Africa-PressBurkina Faso. L’ONG Interpeace a rendu public son rapport sur les conflits et la résilience au Burkina Faso, au cours d’une cérémonie de lancement officiel ce jeudi 29 avril 2021 à Ouagadougou. Les résultats de l’analyse sur les facteurs de conflits et de résilience ont été présentés aux autorités et les partenaires présents pour la circonstance.

A travers le projet « Jeter les bases d’une paix durable au Burkina Faso : analyse participative des facteurs de conflit et de résilience », l’ONG Interpeace est allée vers les populations pour générer une compréhension partagée de la conflictualité et des capacités endogènes de résilience. Ainsi, en octobre 2019, les agents de cette ONG ont commencé leur recherche. Selon le représentant pays d’Interpeace au Burkina Faso, Cheick Fayçal Traoré, l’analyse participative a été conduite sur l’ensemble du territoire national à travers les treize régions du pays dont plus de 130 localités.

En présentant la synthèse du rapport, le chercheur Marius Soma a indiqué que 2396 personnes ont été enquêtées dont 56% étaient des femmes. « Les enquêtés estiment que le développement du Burkina Faso ne se limite qu’à Ouagadougou, ils se sentent délaisser », a-t-il rapporté. Et parmi les éléments qui constituent des facteurs de conflits, les gens ont cité le foncier, la justice, la bonne gouvernance et la sécurité.

Recommandations

Les personnes touchées ne se sont pas contentées de citer les problèmes uniquement. En effet, des recommandations ont été formulées afin qu’il y ait un changement. Les populations elles-mêmes proposent qu’il y ait un rétablissement de la confiance entre l’Etat et sa communauté, une implication active des jeunes et une réforme du système judiciaire et sécuritaire.

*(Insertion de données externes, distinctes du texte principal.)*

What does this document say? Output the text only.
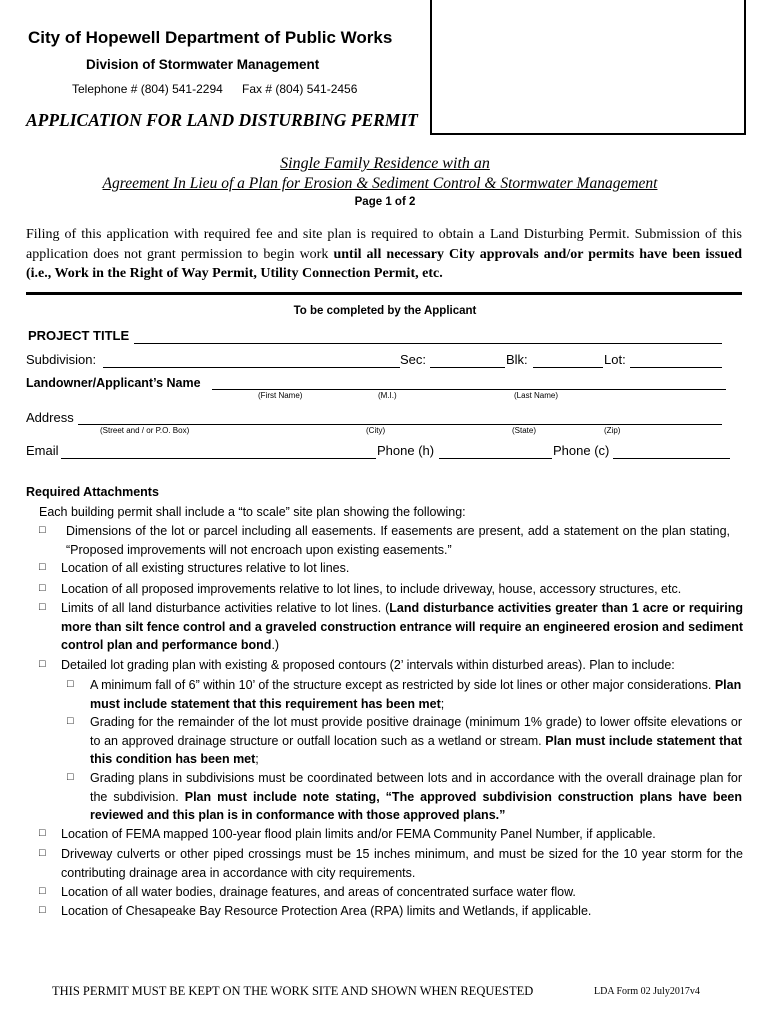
City of Hopewell Department of Public Works
Division of Stormwater Management
Telephone # (804) 541-2294 Fax # (804) 541-2456
APPLICATION FOR LAND DISTURBING PERMIT
Single Family Residence with an
Agreement In Lieu of a Plan for Erosion & Sediment Control & Stormwater Management
Page 1 of 2
Filing of this application with required fee and site plan is required to obtain a Land Disturbing Permit. Submission of this application does not grant permission to begin work until all necessary City approvals and/or permits have been issued (i.e., Work in the Right of Way Permit, Utility Connection Permit, etc.
To be completed by the Applicant
PROJECT TITLE
Subdivision:	Sec:	Blk:	Lot:
Landowner/Applicant’s Name
(First Name)	(M.I.)	(Last Name)
Address
(Street and / or P.O. Box)	(City)	(State)	(Zip)
Email	Phone (h)	Phone (c)
Required Attachments
Each building permit shall include a “to scale” site plan showing the following:
□ Dimensions of the lot or parcel including all easements. If easements are present, add a statement on the plan stating, “Proposed improvements will not encroach upon existing easements.”
□ Location of all existing structures relative to lot lines.
□ Location of all proposed improvements relative to lot lines, to include driveway, house, accessory structures, etc.
□ Limits of all land disturbance activities relative to lot lines. (Land disturbance activities greater than 1 acre or requiring more than silt fence control and a graveled construction entrance will require an engineered erosion and sediment control plan and performance bond.)
□ Detailed lot grading plan with existing & proposed contours (2’ intervals within disturbed areas). Plan to include:
□ A minimum fall of 6” within 10’ of the structure except as restricted by side lot lines or other major considerations. Plan must include statement that this requirement has been met;
□ Grading for the remainder of the lot must provide positive drainage (minimum 1% grade) to lower offsite elevations or to an approved drainage structure or outfall location such as a wetland or stream. Plan must include statement that this condition has been met;
□ Grading plans in subdivisions must be coordinated between lots and in accordance with the overall drainage plan for the subdivision. Plan must include note stating, “The approved subdivision construction plans have been reviewed and this plan is in conformance with those approved plans.”
□ Location of FEMA mapped 100-year flood plain limits and/or FEMA Community Panel Number, if applicable.
□ Driveway culverts or other piped crossings must be 15 inches minimum, and must be sized for the 10 year storm for the contributing drainage area in accordance with city requirements.
□ Location of all water bodies, drainage features, and areas of concentrated surface water flow.
□ Location of Chesapeake Bay Resource Protection Area (RPA) limits and Wetlands, if applicable.
THIS PERMIT MUST BE KEPT ON THE WORK SITE AND SHOWN WHEN REQUESTED	LDA Form 02 July2017v4
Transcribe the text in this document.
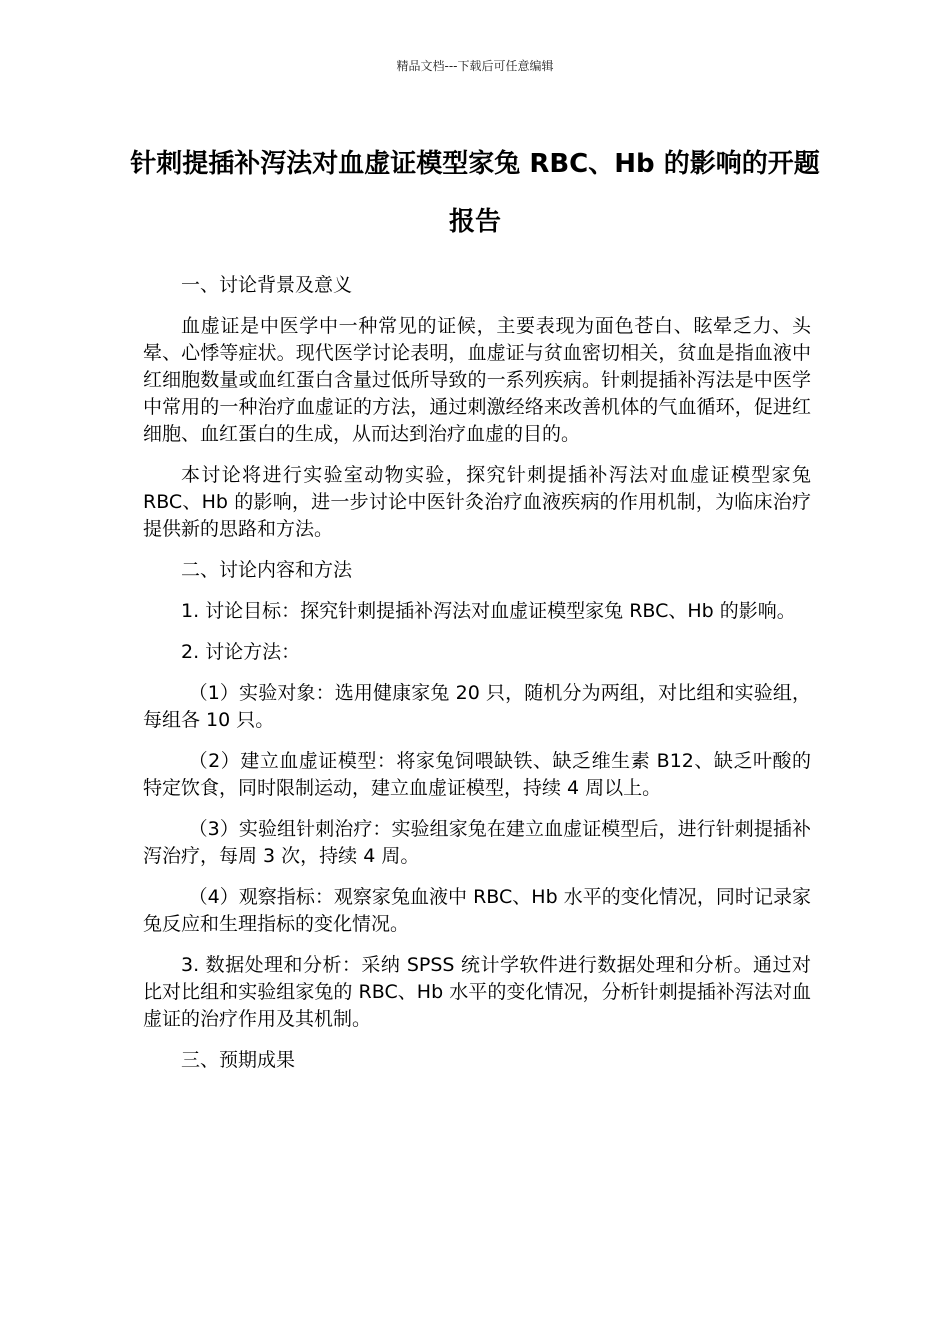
精品文档---下载后可任意编辑
针刺提插补泻法对血虚证模型家兔 RBC、Hb 的影响的开题报告

一、讨论背景及意义

血虚证是中医学中一种常见的证候，主要表现为面色苍白、眩晕乏力、头晕、心悸等症状。现代医学讨论表明，血虚证与贫血密切相关，贫血是指血液中红细胞数量或血红蛋白含量过低所导致的一系列疾病。针刺提插补泻法是中医学中常用的一种治疗血虚证的方法，通过刺激经络来改善机体的气血循环，促进红细胞、血红蛋白的生成，从而达到治疗血虚的目的。

本讨论将进行实验室动物实验，探究针刺提插补泻法对血虚证模型家兔 RBC、Hb 的影响，进一步讨论中医针灸治疗血液疾病的作用机制，为临床治疗提供新的思路和方法。

二、讨论内容和方法

1. 讨论目标：探究针刺提插补泻法对血虚证模型家兔 RBC、Hb 的影响。

2. 讨论方法：

（1）实验对象：选用健康家兔 20 只，随机分为两组，对比组和实验组，每组各 10 只。

（2）建立血虚证模型：将家兔饲喂缺铁、缺乏维生素 B12、缺乏叶酸的特定饮食，同时限制运动，建立血虚证模型，持续 4 周以上。

（3）实验组针刺治疗：实验组家兔在建立血虚证模型后，进行针刺提插补泻治疗，每周 3 次，持续 4 周。

（4）观察指标：观察家兔血液中 RBC、Hb 水平的变化情况，同时记录家兔反应和生理指标的变化情况。

3. 数据处理和分析：采纳 SPSS 统计学软件进行数据处理和分析。通过对比对比组和实验组家兔的 RBC、Hb 水平的变化情况，分析针刺提插补泻法对血虚证的治疗作用及其机制。

三、预期成果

Pour un Burkina Faso sans conflit, les enquêtés souhaitent plus de communication contre la stigmatisation et de promotion des valeurs culturelles. Le document de 176 pages propose une responsabilité des collectivités territoriales et des leaders coutumières.

« Ce rapport alimentera le document de la stratégie… »

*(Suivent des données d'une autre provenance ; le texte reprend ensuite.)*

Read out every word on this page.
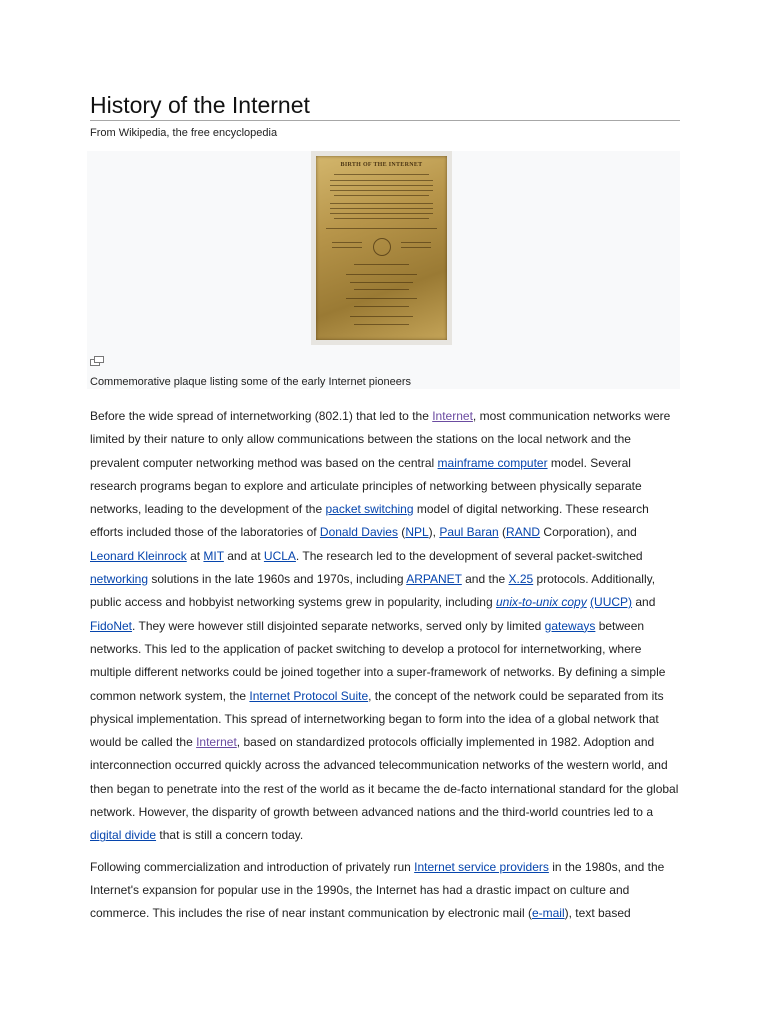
History of the Internet
From Wikipedia, the free encyclopedia
BIRTH OF THE INTERNET
Commemorative plaque listing some of the early Internet pioneers

Before the wide spread of internetworking (802.1) that led to the Internet, most communication networks were limited by their nature to only allow communications between the stations on the local network and the prevalent computer networking method was based on the central mainframe computer model. Several research programs began to explore and articulate principles of networking between physically separate networks, leading to the development of the packet switching model of digital networking. These research efforts included those of the laboratories of Donald Davies (NPL), Paul Baran (RAND Corporation), and Leonard Kleinrock at MIT and at UCLA. The research led to the development of several packet-switched networking solutions in the late 1960s and 1970s, including ARPANET and the X.25 protocols. Additionally, public access and hobbyist networking systems grew in popularity, including unix-to-unix copy (UUCP) and FidoNet. They were however still disjointed separate networks, served only by limited gateways between networks. This led to the application of packet switching to develop a protocol for internetworking, where multiple different networks could be joined together into a super-framework of networks. By defining a simple common network system, the Internet Protocol Suite, the concept of the network could be separated from its physical implementation. This spread of internetworking began to form into the idea of a global network that would be called the Internet, based on standardized protocols officially implemented in 1982. Adoption and interconnection occurred quickly across the advanced telecommunication networks of the western world, and then began to penetrate into the rest of the world as it became the de-facto international standard for the global network. However, the disparity of growth between advanced nations and the third-world countries led to a digital divide that is still a concern today.

Following commercialization and introduction of privately run Internet service providers in the 1980s, and the Internet's expansion for popular use in the 1990s, the Internet has had a drastic impact on culture and commerce. This includes the rise of near instant communication by electronic mail (e-mail), text based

Selon Cheick Fayçal Traoré, ce rapport est une contribution d’Interpeace à l’ensemble des acteurs pour informer les politiques, stratégies et aider à la prise de décisions pour consolider la paix au Burkina Faso. « Nous fondons l’espoir qu’il puisse alimenter la réflexion autour de la stratégie nationale de cohésion sociale et bien d’autres », a-t-il affirmé.

Cette affirmation a été bien reçue par les autorités politiques présentes à la cérémonie. La ministre déléguée chargée de la Décentralisation, Madiara Sagnon, et le directeur de cabinet du ministre chargé de la Réconciliation nationale, Dramane Ludovic Thiombiano, ont indiqué que ce rapport leur sera d’une grande utilité, car il cadre avec les missions qui leur sont assignées. « Ce rapport alimentera le document de la stratégie nationale de la cohésion sociale », a ajouté Madiara Sagnon.
L’ambassade du royaume des Pays-Bas a réitéré sa volonté, par la voix du chargé d’affaires Maarten Rusch, d’accompagner Interpeace, vu la qualité et l‘importance du présent rapport.

Interpeace est une organisation internationale dont le siège est basé à Genève, en Suisse. Elle accompagne les populations et les autorités dans la consolidation de la paix en renforçant les capacités locales de gestion pacifique des conflits. La représentation du Burkina Faso a vu jour en 2019.